07/05/08 :: [SOA] Remoting is Dead [permalink]
Steve Vinoski killed remoting in his latest column. He finally understands that programming constructs such as function or method definitions are not semantically adequate to define inter-action contracts across a connected system. This is why everybody abandoned these constructs almost a decade ago and focused on a "contract-first" approach when implementing their Service Oriented Architectures. This is where the value of XML technologies, including XML Schemas, Web Services, including WS-Policies, come to play. Do they represent the perfect contract definition tool box? Hell no, but because of the remoting bunch (that includes Steve) we still don't have a reasonable commonly agreed inter-action contract definition language. ebXML had a decent one, and we could have adopted similar principles years ago in the Web Services space, if only the remoting bunch had any clue about what they were doing instead of focusing on "interoperability" only.

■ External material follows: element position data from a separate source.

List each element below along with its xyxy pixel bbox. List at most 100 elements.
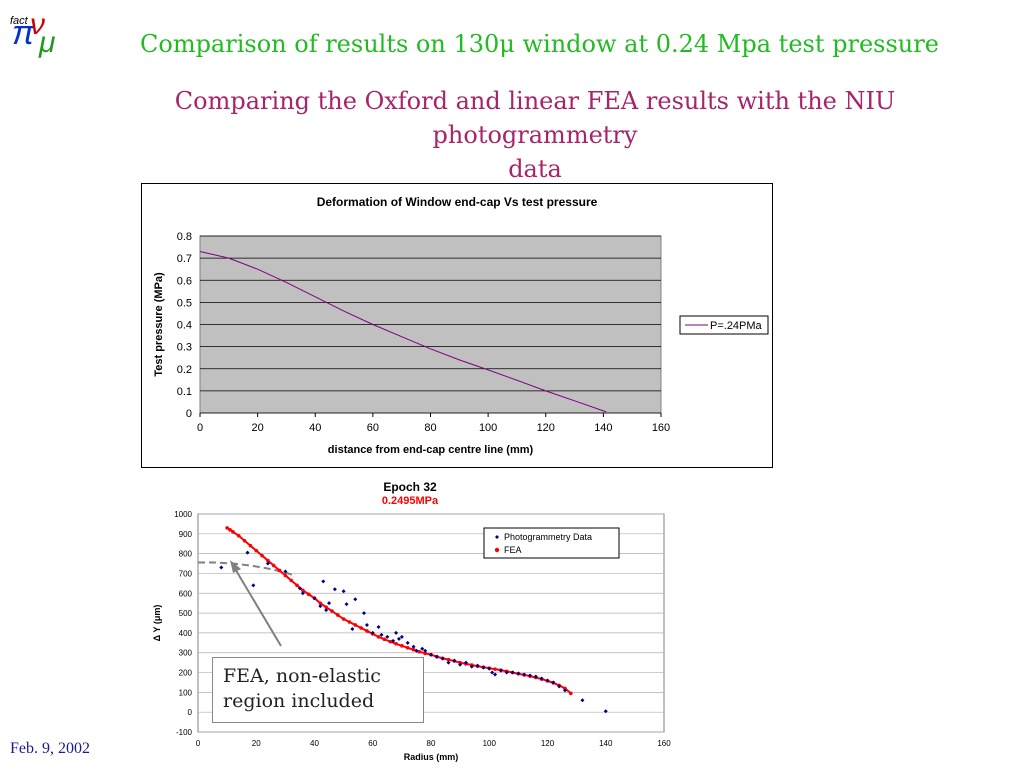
y-axis-label: Test pressure (MPa) xyxy=(153,272,165,377)
fea-point xyxy=(277,568,282,573)
fea-point xyxy=(330,609,334,613)
photogrammetry-point xyxy=(452,658,457,663)
y-tick-label: 0.1 xyxy=(177,386,192,398)
fea-point xyxy=(336,613,340,617)
photogrammetry-point xyxy=(516,671,521,676)
fea-point xyxy=(248,543,253,548)
fea-point xyxy=(493,667,497,671)
y-axis-label: Δ Y (μm) xyxy=(152,605,162,642)
photogrammetry-point xyxy=(498,668,503,673)
photogrammetry-point xyxy=(423,648,428,653)
x-tick-label: 40 xyxy=(309,422,321,434)
x-tick-label: 140 xyxy=(594,422,612,434)
fea-point xyxy=(271,563,276,568)
chart-subtitle: 0.2495MPa xyxy=(382,495,439,507)
y-tick-label: 0.5 xyxy=(177,297,192,309)
x-tick-label: 80 xyxy=(427,739,436,748)
x-tick-label: 20 xyxy=(252,422,264,434)
photogrammetry-point xyxy=(245,550,250,555)
fea-point xyxy=(225,526,229,530)
x-tick-label: 80 xyxy=(424,422,436,434)
x-axis-label: distance from end-cap centre line (mm) xyxy=(328,444,534,456)
fea-point xyxy=(417,649,422,654)
photogrammetry-point xyxy=(481,665,486,670)
photogrammetry-point xyxy=(344,602,349,607)
pressure-chart-svg: Deformation of Window end-cap Vs test pr… xyxy=(153,195,769,456)
x-tick-label: 40 xyxy=(310,739,319,748)
callout-line-2: region included xyxy=(223,690,375,712)
y-tick-label: 800 xyxy=(179,550,193,559)
fea-point xyxy=(242,538,247,543)
legend-label-fea: FEA xyxy=(504,545,522,555)
fea-point xyxy=(382,637,387,642)
fea-point xyxy=(295,583,299,588)
x-tick-label: 120 xyxy=(537,422,555,434)
photogrammetry-point xyxy=(510,670,515,675)
photogrammetry-point xyxy=(440,656,445,661)
legend-swatch-photogrammetry xyxy=(495,535,499,539)
photogrammetry-point xyxy=(350,626,355,631)
x-tick-label: 140 xyxy=(599,739,613,748)
y-tick-label: 200 xyxy=(179,669,193,678)
fea-point xyxy=(254,548,259,553)
photogrammetry-point xyxy=(219,565,224,570)
photogrammetry-point xyxy=(341,589,346,594)
fea-point xyxy=(324,605,328,609)
fea-point xyxy=(283,573,288,578)
fea-point xyxy=(359,626,363,630)
photogrammetry-point xyxy=(332,587,337,592)
photogrammetry-point xyxy=(385,634,390,639)
photogrammetry-point xyxy=(405,640,410,645)
subtitle-line-2: data xyxy=(508,155,562,183)
slide-subtitle: Comparing the Oxford and linear FEA resu… xyxy=(70,84,1000,186)
callout-line-1: FEA, non-elastic xyxy=(223,665,381,687)
y-tick-label: 0 xyxy=(186,408,192,420)
fea-point xyxy=(405,645,410,650)
legend-swatch-fea xyxy=(494,547,500,553)
photogrammetry-point xyxy=(376,624,381,629)
logo-pi: π xyxy=(12,14,36,52)
y-tick-label: 700 xyxy=(179,569,193,578)
y-tick-label: 400 xyxy=(179,629,193,638)
photogrammetry-point xyxy=(283,569,288,574)
x-tick-label: 0 xyxy=(196,739,201,748)
photogrammetry-point xyxy=(251,583,256,588)
callout-arrow-line xyxy=(233,566,282,647)
x-axis-label: Radius (mm) xyxy=(404,752,459,762)
logo-text: fact xyxy=(10,15,29,27)
photogrammetry-point xyxy=(265,561,270,566)
photogrammetry-point xyxy=(353,597,358,602)
fea-point xyxy=(400,643,404,648)
x-tick-label: 60 xyxy=(367,422,379,434)
photogrammetry-point xyxy=(475,663,480,668)
photogrammetry-chart-svg: Epoch 320.2495MPa-1000100200300400500600… xyxy=(152,480,671,762)
chart-title: Epoch 32 xyxy=(383,480,437,494)
photogrammetry-point xyxy=(379,632,384,637)
x-tick-label: 100 xyxy=(479,422,497,434)
fea-point xyxy=(301,588,305,593)
y-tick-label: 0.2 xyxy=(177,364,192,376)
photogrammetry-point xyxy=(504,670,509,675)
y-tick-label: 100 xyxy=(179,688,193,697)
x-tick-label: 60 xyxy=(368,739,377,748)
y-tick-label: 500 xyxy=(179,609,193,618)
pressure-chart: Deformation of Window end-cap Vs test pr… xyxy=(141,183,773,468)
legend-label-photogrammetry: Photogrammetry Data xyxy=(504,532,592,542)
fea-point xyxy=(446,657,451,662)
photogrammetry-point xyxy=(539,676,544,681)
photogrammetry-point xyxy=(580,698,585,703)
fea-point xyxy=(266,558,270,563)
y-tick-label: 1000 xyxy=(174,510,192,519)
photogrammetry-point xyxy=(557,684,562,689)
y-tick-label: 0.6 xyxy=(177,275,192,287)
photogrammetry-point xyxy=(463,660,468,665)
photogrammetry-point xyxy=(434,654,439,659)
photogrammetry-point xyxy=(420,646,425,651)
fea-point xyxy=(423,651,427,656)
logo-mu: μ xyxy=(38,26,55,59)
x-tick-label: 100 xyxy=(483,739,497,748)
photogrammetry-point xyxy=(396,636,401,641)
photogrammetry-point xyxy=(414,648,419,653)
footer-date: Feb. 9, 2002 xyxy=(10,740,90,757)
fea-point xyxy=(341,617,346,621)
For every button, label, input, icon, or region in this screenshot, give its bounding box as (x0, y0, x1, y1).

It is because of people like Steve that we had to bring the baggage of RPC into the realm of SOA. It is because of people like Steve (and other Remoting gurus that could not think outside of the CORBA or DCOM black hole) that we are where we are today, still stuck in a synchronous CRUD-oriented client/server programming model.
And what Steve has to offer today? Nothing at all, he is still confused about what "inter-action" means. He is getting closer: he gets that "asynchrony" is better than "synchrony". A uniform contract? No, surprisingly this word seems to have disappeared from his language. Even his rhetoric around Web Services and RPC has disappeared. That must be hard not to write about his favorite piece of boloney.
So, what did he use instead? Steve's advice is that:
[you] are better off with Message Queuing or RESTful HTTP, depending on the nature of [your] application.
How pathetic. People would be better off choosing between strings or shoe laces. In 2008, this is all the remoting bunch can do. They have miserably failed and have no where to go. They simply have no clue. no clue at all.
Steve, the day you will understand that an inter-action is leveraging a message inter-change capability you will have made a giant leap forward from the "contract-less" world that you would like us to jump into. It is not because the semantics of the contract were not adequate that you are better off without a contract. ebXML or Web Services delivered that capability but because of you and people like you we could not get standards, frameworks and products that fully expressed this idea.
There is simply no other way forward than replacing a corny Synchronous CRUD-Oriented Client/Server programming model by a modern Asynchronous Inter-Action Oriented Peer-to-Peer programming model.